The digitization of all infrastructures makes it almost impossible today to secure all systems a priori, as it is too complex and too expensive. Supervision seeks to reinforce preventive security mechanisms and to compensate for their inadequacies.

Supervision is fundamental in the general context of enterprise systems and networks, and is just as important for the security of cyber-physical systems. Indeed, with "objects" that should eventually be all, or almost all, connected, the attack surface increases significantly. This makes security even more difficult to implement. The increase in the number of components to be monitored, as well as the growing heterogeneity of the capacities of these objects in terms of communication, storage and calculation, makes security supervision more complex.

In this context, we address challenges related to
  1. the increase in the number and diversity of objects to be supervised (which requires the development and adaptation of new detection mechanisms for heterogeneous environments, with false positive and negative rates that have not been achieved to date),
  2. the complexity of systems interconnected to form large critical infrastructures on a European scale (which requires new detection and supervision models that take into account the criticality and cyber-physical nature of these systems),
  3. the existence of increasingly complex and silent targeted attacks (which requires an observation of the global threat landscape, a capability model of the attackers and a significant improvement of the detection and reaction time), and
  4. the treatment of massive attacks which rapidly affect a significant number of victims (in order to limit the damage suffered by these victims).
Faced with these challenges, it is necessary to significantly improve the efficiency of the detection-reaction chain (response and remediation). The main objective of the project is therefore to provide new solutions and to advance the current scientific state of the art.

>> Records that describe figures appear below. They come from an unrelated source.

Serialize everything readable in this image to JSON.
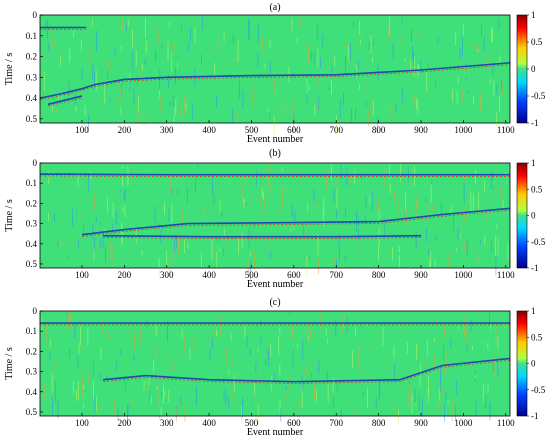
{
  "colors": {
    "background": "#2ee8a0",
    "neutral": "#3fe07a",
    "positive": "#e62a10",
    "negative": "#1030c0",
    "frame": "#000000"
  },
  "chart_data": [
    {
      "type": "heatmap",
      "panel_label": "(a)",
      "xlabel": "Event number",
      "ylabel": "Time / s",
      "xlim": [
        1,
        1110
      ],
      "ylim": [
        0.52,
        0
      ],
      "xticks": [
        100,
        200,
        300,
        400,
        500,
        600,
        700,
        800,
        900,
        1000,
        1100
      ],
      "yticks": [
        0,
        0.1,
        0.2,
        0.3,
        0.4,
        0.5
      ],
      "colorbar": {
        "min": -1,
        "max": 1,
        "ticks": [
          1,
          0.5,
          0,
          -0.5,
          -1
        ]
      },
      "events": [
        {
          "name": "first-arrival",
          "points": [
            [
              1,
              0.4
            ],
            [
              50,
              0.38
            ],
            [
              100,
              0.355
            ],
            [
              130,
              0.335
            ],
            [
              200,
              0.31
            ],
            [
              300,
              0.3
            ],
            [
              500,
              0.292
            ],
            [
              700,
              0.288
            ],
            [
              900,
              0.265
            ],
            [
              1110,
              0.23
            ]
          ]
        },
        {
          "name": "shallow-event",
          "points": [
            [
              1,
              0.06
            ],
            [
              110,
              0.06
            ]
          ]
        },
        {
          "name": "early-event",
          "points": [
            [
              20,
              0.43
            ],
            [
              60,
              0.41
            ],
            [
              100,
              0.39
            ]
          ]
        }
      ]
    },
    {
      "type": "heatmap",
      "panel_label": "(b)",
      "xlabel": "Event number",
      "ylabel": "Time / s",
      "xlim": [
        1,
        1110
      ],
      "ylim": [
        0.52,
        0
      ],
      "xticks": [
        100,
        200,
        300,
        400,
        500,
        600,
        700,
        800,
        900,
        1000,
        1100
      ],
      "yticks": [
        0,
        0.1,
        0.2,
        0.3,
        0.4,
        0.5
      ],
      "colorbar": {
        "min": -1,
        "max": 1,
        "ticks": [
          1,
          0.5,
          0,
          -0.5,
          -1
        ]
      },
      "events": [
        {
          "name": "direct-event",
          "points": [
            [
              1,
              0.055
            ],
            [
              300,
              0.058
            ],
            [
              700,
              0.058
            ],
            [
              1110,
              0.058
            ]
          ]
        },
        {
          "name": "first-arrival",
          "points": [
            [
              100,
              0.355
            ],
            [
              200,
              0.33
            ],
            [
              350,
              0.3
            ],
            [
              600,
              0.295
            ],
            [
              800,
              0.29
            ],
            [
              950,
              0.255
            ],
            [
              1110,
              0.225
            ]
          ]
        },
        {
          "name": "second-event",
          "points": [
            [
              150,
              0.36
            ],
            [
              400,
              0.365
            ],
            [
              700,
              0.365
            ],
            [
              900,
              0.36
            ]
          ]
        }
      ]
    },
    {
      "type": "heatmap",
      "panel_label": "(c)",
      "xlabel": "Event number",
      "ylabel": "Time / s",
      "xlim": [
        1,
        1110
      ],
      "ylim": [
        0.52,
        0
      ],
      "xticks": [
        100,
        200,
        300,
        400,
        500,
        600,
        700,
        800,
        900,
        1000,
        1100
      ],
      "yticks": [
        0,
        0.1,
        0.2,
        0.3,
        0.4,
        0.5
      ],
      "colorbar": {
        "min": -1,
        "max": 1,
        "ticks": [
          1,
          0.5,
          0,
          -0.5,
          -1
        ]
      },
      "events": [
        {
          "name": "direct-event",
          "points": [
            [
              1,
              0.06
            ],
            [
              400,
              0.06
            ],
            [
              800,
              0.06
            ],
            [
              1110,
              0.06
            ]
          ]
        },
        {
          "name": "first-arrival",
          "points": [
            [
              150,
              0.34
            ],
            [
              250,
              0.32
            ],
            [
              400,
              0.34
            ],
            [
              600,
              0.35
            ],
            [
              850,
              0.34
            ],
            [
              950,
              0.27
            ],
            [
              1110,
              0.235
            ]
          ]
        }
      ]
    }
  ]
}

These contributions will come from almost all the national research forces in the field, which will be strengthened by this project and will see their links tightened, which is also an objective. Moreover, in coherence with the objectives of the PEPR, we also aim to prepare the transfer of our results to the national industrial community. To this end, the scientific work will lead to prototypes and demonstrators that will be deployed on platforms built within the project. These platforms will be accessible to industrial partners.